At UK Screeds, we are often asked about the many benefits of our liquid screeds – and there are a lot of them – but we also get questions about whether there are any disadvantages.

So, let’s get that one out of the way before we go any further. Yes, there are a couple of downsides, one of which is that, for rather obvious reasons, you cannot use them on sloping floors in wet rooms!

The other disadvantage is laitance. As the screed dries, it forms a layer of fine particles on the surface. This is called laitance and it needs to be removed before you lay the final flooring because if not there can be problems. However, we do this by sanding the screed surface between 7 and 10 days after it has been poured. It is important not to leave it any longer than this because it will become harder to remove and may prevent the screed from fully drying out properly. When laying tiling, it is important that an adhesive that is compatible with a calcium sulphate screed is used.
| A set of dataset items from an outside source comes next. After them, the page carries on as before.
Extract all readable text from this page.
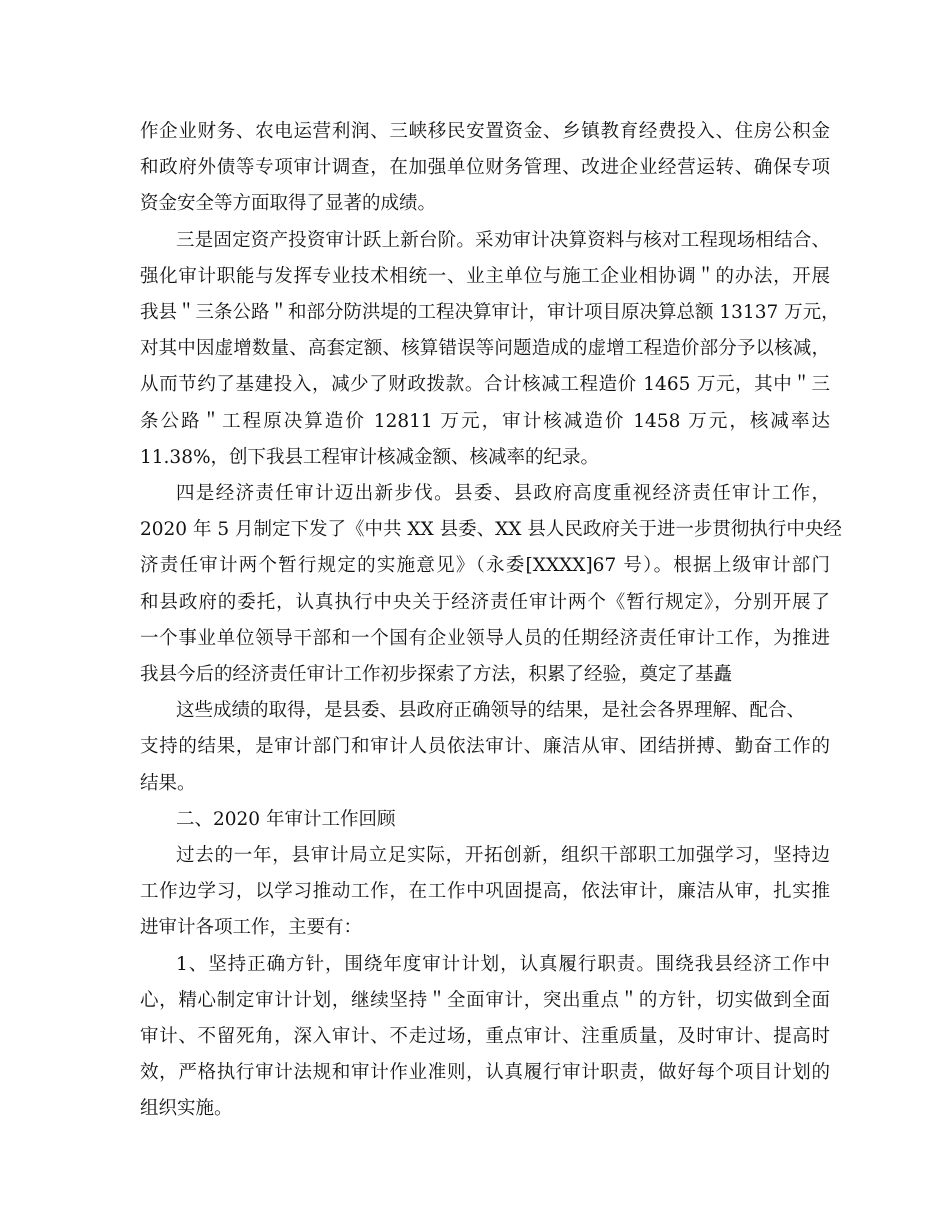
作企业财务、农电运营利润、三峡移民安置资金、乡镇教育经费投入、住房公积金
和政府外债等专项审计调查，在加强单位财务管理、改进企业经营运转、确保专项
资金安全等方面取得了显著的成绩。
三是固定资产投资审计跃上新台阶。采劝审计决算资料与核对工程现场相结合、
强化审计职能与发挥专业技术相统一、业主单位与施工企业相协调＂的办法，开展
我县＂三条公路＂和部分防洪堤的工程决算审计，审计项目原决算总额 13137 万元，
对其中因虚增数量、高套定额、核算错误等问题造成的虚增工程造价部分予以核减，
从而节约了基建投入，减少了财政拨款。合计核减工程造价 1465 万元，其中＂三
条公路＂工程原决算造价 12811 万元，审计核减造价 1458 万元，核减率达
11.38%，创下我县工程审计核减金额、核减率的纪录。
四是经济责任审计迈出新步伐。县委、县政府高度重视经济责任审计工作，
2020 年 5 月制定下发了《中共 XX 县委、XX 县人民政府关于进一步贯彻执行中央经
济责任审计两个暂行规定的实施意见》（永委[XXXX]67 号）。根据上级审计部门
和县政府的委托，认真执行中央关于经济责任审计两个《暂行规定》，分别开展了
一个事业单位领导干部和一个国有企业领导人员的任期经济责任审计工作，为推进
我县今后的经济责任审计工作初步探索了方法，积累了经验，奠定了基矗
这些成绩的取得，是县委、县政府正确领导的结果，是社会各界理解、配合、
支持的结果，是审计部门和审计人员依法审计、廉洁从审、团结拼搏、勤奋工作的
结果。
二、2020 年审计工作回顾
过去的一年，县审计局立足实际，开拓创新，组织干部职工加强学习，坚持边
工作边学习，以学习推动工作，在工作中巩固提高，依法审计，廉洁从审，扎实推
进审计各项工作，主要有：
1、坚持正确方针，围绕年度审计计划，认真履行职责。围绕我县经济工作中
心，精心制定审计计划，继续坚持＂全面审计，突出重点＂的方针，切实做到全面
审计、不留死角，深入审计、不走过场，重点审计、注重质量，及时审计、提高时
效，严格执行审计法规和审计作业准则，认真履行审计职责，做好每个项目计划的
组织实施。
So those are the elephants in the room, but after that everything else is benefits when compared with a sand and cement screed.
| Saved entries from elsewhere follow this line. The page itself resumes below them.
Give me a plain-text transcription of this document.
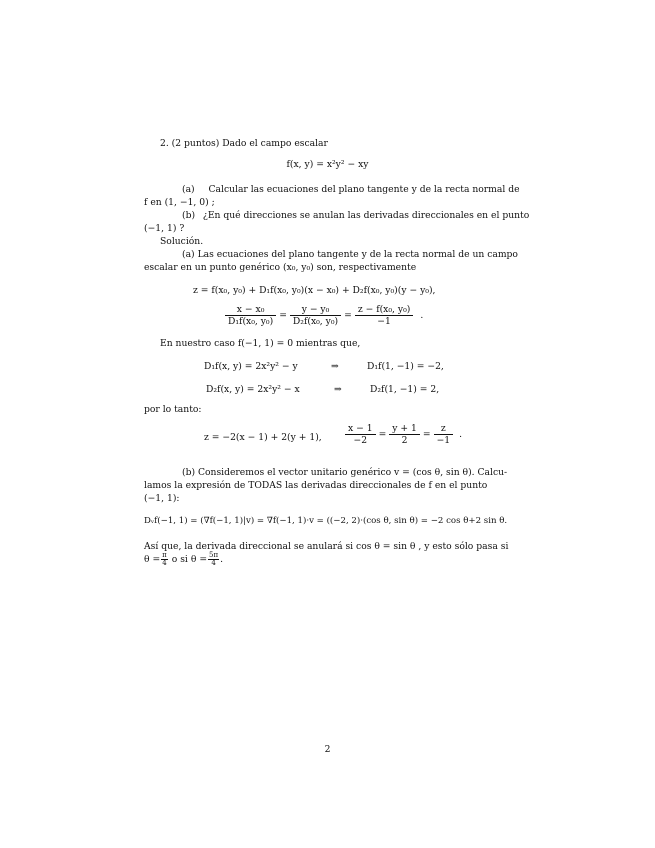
2. (2 puntos) Dado el campo escalar
f(x, y) = x²y² − xy
(a) Calcular las ecuaciones del plano tangente y de la recta normal de
f en (1, −1, 0) ;
(b) ¿En qué direcciones se anulan las derivadas direccionales en el punto
(−1, 1) ?
Solución.
(a) Las ecuaciones del plano tangente y de la recta normal de un campo
escalar en un punto genérico (x₀, y₀) son, respectivamente
z = f(x₀, y₀) + D₁f(x₀, y₀)(x − x₀) + D₂f(x₀, y₀)(y − y₀),
$\frac{\text{x − x₀}}{\text{D₁f(x₀, y₀)}} = \frac{\text{y − y₀}}{\text{D₂f(x₀, y₀)}} = \frac{\text{z − f(x₀, y₀)}}{-1}$ .
En nuestro caso f(−1, 1) = 0 mientras que,
D₁f(x, y) = 2x²y² − y	⇒	D₁f(1, −1) = −2,
D₂f(x, y) = 2x²y² − x	⇒	D₂f(1, −1) = 2,
por lo tanto:
z = −2(x − 1) + 2(y + 1),	$\frac{x - 1}{-2} = \frac{y + 1}{2} = \frac{z}{-1}$ .
(b) Consideremos el vector unitario genérico v = (cos θ, sin θ). Calcu-
lamos la expresión de TODAS las derivadas direccionales de f en el punto
(−1, 1):
Dᵥf(−1, 1) = (∇f(−1, 1)|v) = ∇f(−1, 1)·v = ((−2, 2)·(cos θ, sin θ) = −2 cos θ+2 sin θ.
Así que, la derivada direccional se anulará si cos θ = sin θ , y esto sólo pasa si
$\theta = \frac{\pi}{4}$ o si $\theta = \frac{5\pi}{4}$ .
2
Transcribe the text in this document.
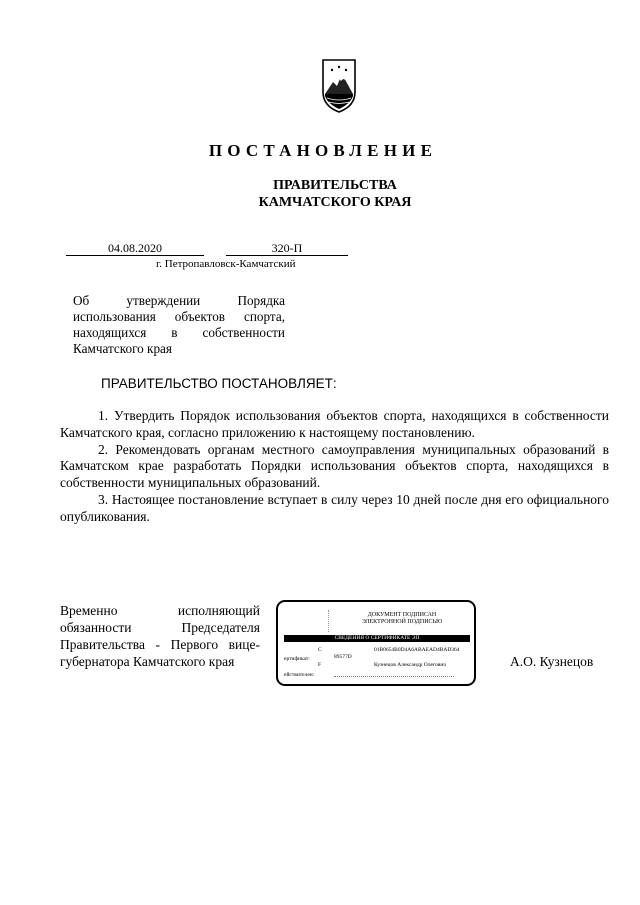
ПОСТАНОВЛЕНИЕ
ПРАВИТЕЛЬСТВА
КАМЧАТСКОГО КРАЯ
04.08.2020	320-П
г. Петропавловск-Камчатский
Об утверждении Порядка использования объектов спорта, находящихся в собственности Камчатского края
ПРАВИТЕЛЬСТВО ПОСТАНОВЛЯЕТ:

1. Утвердить Порядок использования объектов спорта, находящихся в собственности Камчатского края, согласно приложению к настоящему постановлению.

2. Рекомендовать органам местного самоуправления муниципальных образований в Камчатском крае разработать Порядки использования объектов спорта, находящихся в собственности муниципальных образований.

3. Настоящее постановление вступает в силу через 10 дней после дня его официального опубликования.

Временно исполняющий обязанности Председателя Правительства - Первого вице-губернатора Камчатского края
ДОКУМЕНТ ПОДПИСАН
ЭЛЕКТРОННОЙ ПОДПИСЬЮ
СВЕДЕНИЯ О СЕРТИФИКАТЕ ЭП
C	01B0654B0D4A6ABAEAD4BAD364
ертификат:	89577D
F	Кузнецов Александр Олегович
ействителен:
А.О. Кузнецов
When we are asked to lay a floor screed in Maidenhead, the process is far faster than you could ever lay sand and cement by hand. We just connect a pump and hose to the delivery truck and pump it into place. We can cover 100 square metres in 45 minutes! This saves a considerable amount on labour costs because if you are laying a sand and cement screed by hand it is difficult to cover 100 square metres in a day!
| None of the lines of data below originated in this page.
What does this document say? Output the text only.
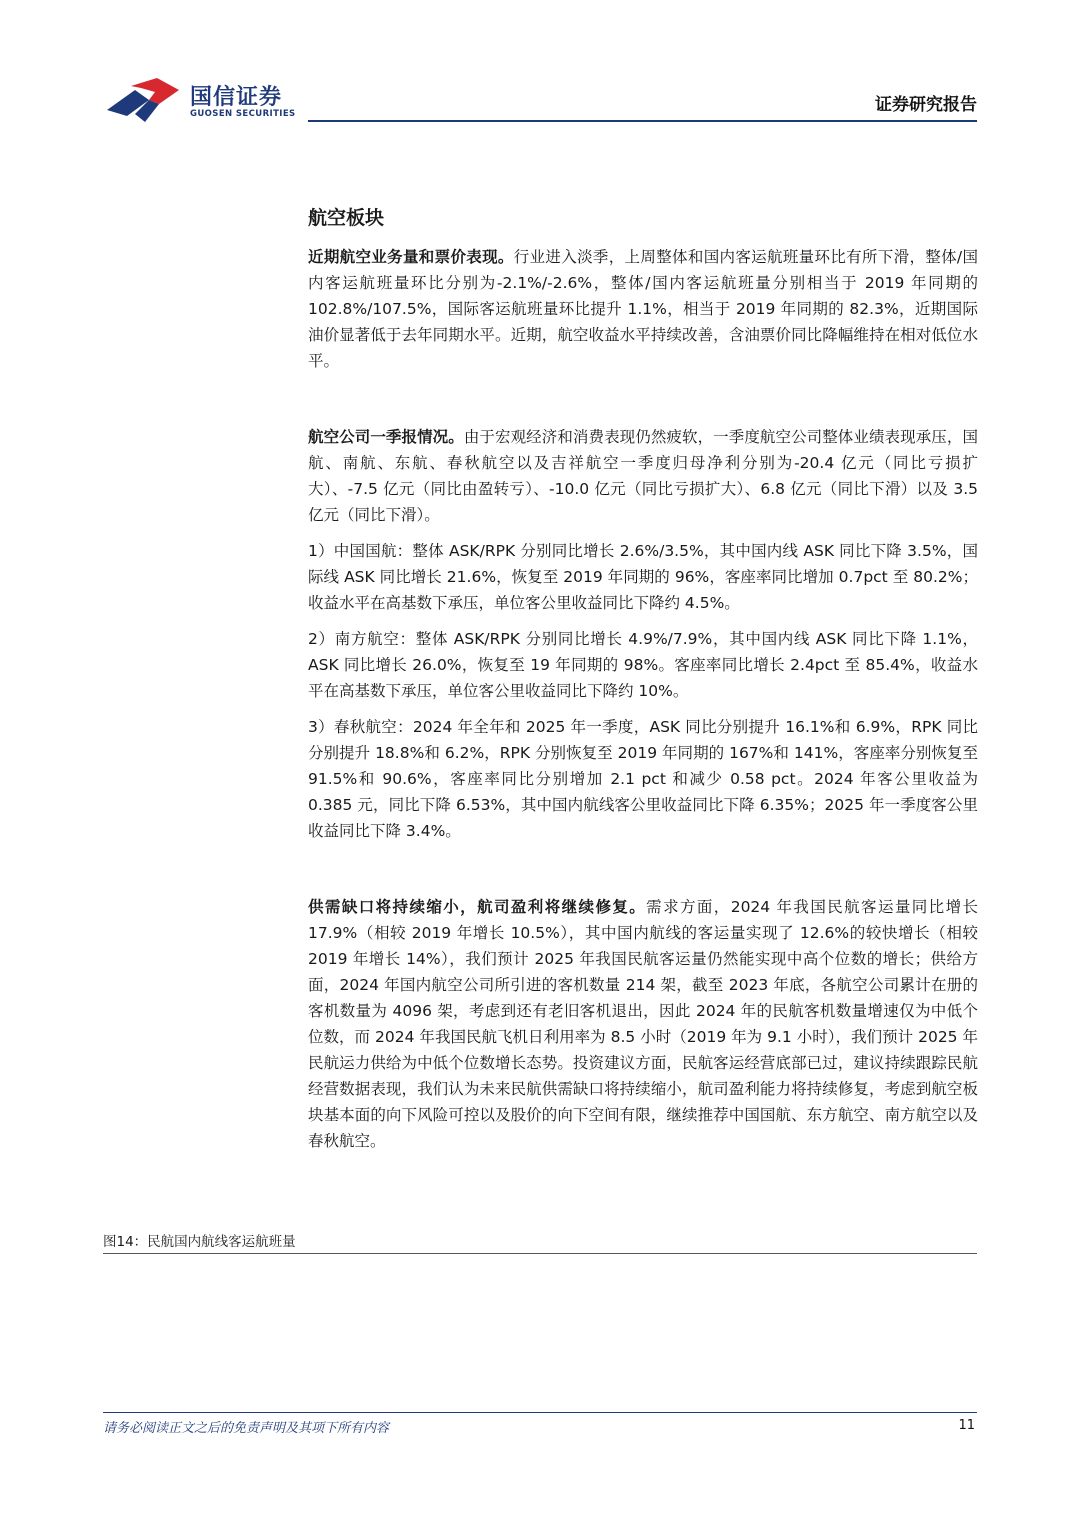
国信证券
GUOSEN SECURITIES	证券研究报告
航空板块

近期航空业务量和票价表现。行业进入淡季，上周整体和国内客运航班量环比有所下滑，整体/国内客运航班量环比分别为-2.1%/-2.6%，整体/国内客运航班量分别相当于 2019 年同期的 102.8%/107.5%，国际客运航班量环比提升 1.1%，相当于 2019 年同期的 82.3%，近期国际油价显著低于去年同期水平。近期，航空收益水平持续改善，含油票价同比降幅维持在相对低位水平。

航空公司一季报情况。由于宏观经济和消费表现仍然疲软，一季度航空公司整体业绩表现承压，国航、南航、东航、春秋航空以及吉祥航空一季度归母净利分别为-20.4 亿元（同比亏损扩大）、-7.5 亿元（同比由盈转亏）、-10.0 亿元（同比亏损扩大）、6.8 亿元（同比下滑）以及 3.5 亿元（同比下滑）。

1）中国国航：整体 ASK/RPK 分别同比增长 2.6%/3.5%，其中国内线 ASK 同比下降 3.5%，国际线 ASK 同比增长 21.6%，恢复至 2019 年同期的 96%，客座率同比增加 0.7pct 至 80.2%；收益水平在高基数下承压，单位客公里收益同比下降约 4.5%。

2）南方航空：整体 ASK/RPK 分别同比增长 4.9%/7.9%，其中国内线 ASK 同比下降 1.1%，ASK 同比增长 26.0%，恢复至 19 年同期的 98%。客座率同比增长 2.4pct 至 85.4%，收益水平在高基数下承压，单位客公里收益同比下降约 10%。

3）春秋航空：2024 年全年和 2025 年一季度，ASK 同比分别提升 16.1%和 6.9%，RPK 同比分别提升 18.8%和 6.2%，RPK 分别恢复至 2019 年同期的 167%和 141%，客座率分别恢复至 91.5%和 90.6%，客座率同比分别增加 2.1 pct 和减少 0.58 pct。2024 年客公里收益为 0.385 元，同比下降 6.53%，其中国内航线客公里收益同比下降 6.35%；2025 年一季度客公里收益同比下降 3.4%。

供需缺口将持续缩小，航司盈利将继续修复。需求方面，2024 年我国民航客运量同比增长 17.9%（相较 2019 年增长 10.5%），其中国内航线的客运量实现了 12.6%的较快增长（相较 2019 年增长 14%），我们预计 2025 年我国民航客运量仍然能实现中高个位数的增长；供给方面，2024 年国内航空公司所引进的客机数量 214 架，截至 2023 年底，各航空公司累计在册的客机数量为 4096 架，考虑到还有老旧客机退出，因此 2024 年的民航客机数量增速仅为中低个位数，而 2024 年我国民航飞机日利用率为 8.5 小时（2019 年为 9.1 小时），我们预计 2025 年民航运力供给为中低个位数增长态势。投资建议方面，民航客运经营底部已过，建议持续跟踪民航经营数据表现，我们认为未来民航供需缺口将持续缩小，航司盈利能力将持续修复，考虑到航空板块基本面的向下风险可控以及股价的向下空间有限，继续推荐中国国航、东方航空、南方航空以及春秋航空。

图14：民航国内航线客运航班量
请务必阅读正文之后的免责声明及其项下所有内容	11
No Curling And Minimal Shrinkage

Our screeds can also be laid more thinly than sand and cement because they do not curl, and any shrinkage is absolutely minimal. There are big advantages if you are installing underfloor heating in a new building, or for that matter, retrofitting it. If you are doing the latter, quite obviously you will lose some height in the room because you need to cover the heating pipes. However, when using our liquid screed, the overall depth of the screed can be as little as 45mm. this compares very favourably with sand and cement which needs to be at least 75mm overall and can often be 100mm.

Of course, that also affects the overall drying time of the screed before the final flooring can be fitted. A thinner screed will obviously dry a lot faster than one which is much thicker.

That also has benefits for energy saving because the screed will heat up faster and bring the room up to the desired temperature, and uses less energy to do so, which of course translates into lower heating bills. The actual material also has nearly twice the thermal conductivity of sand and cement, again cutting down on the heating time.

Finally, our screeds will always achieve Surface Regularity 2 (SR2) and in most cases SR1, which compares very favourably with sand and cement which will struggle to achieve SR3.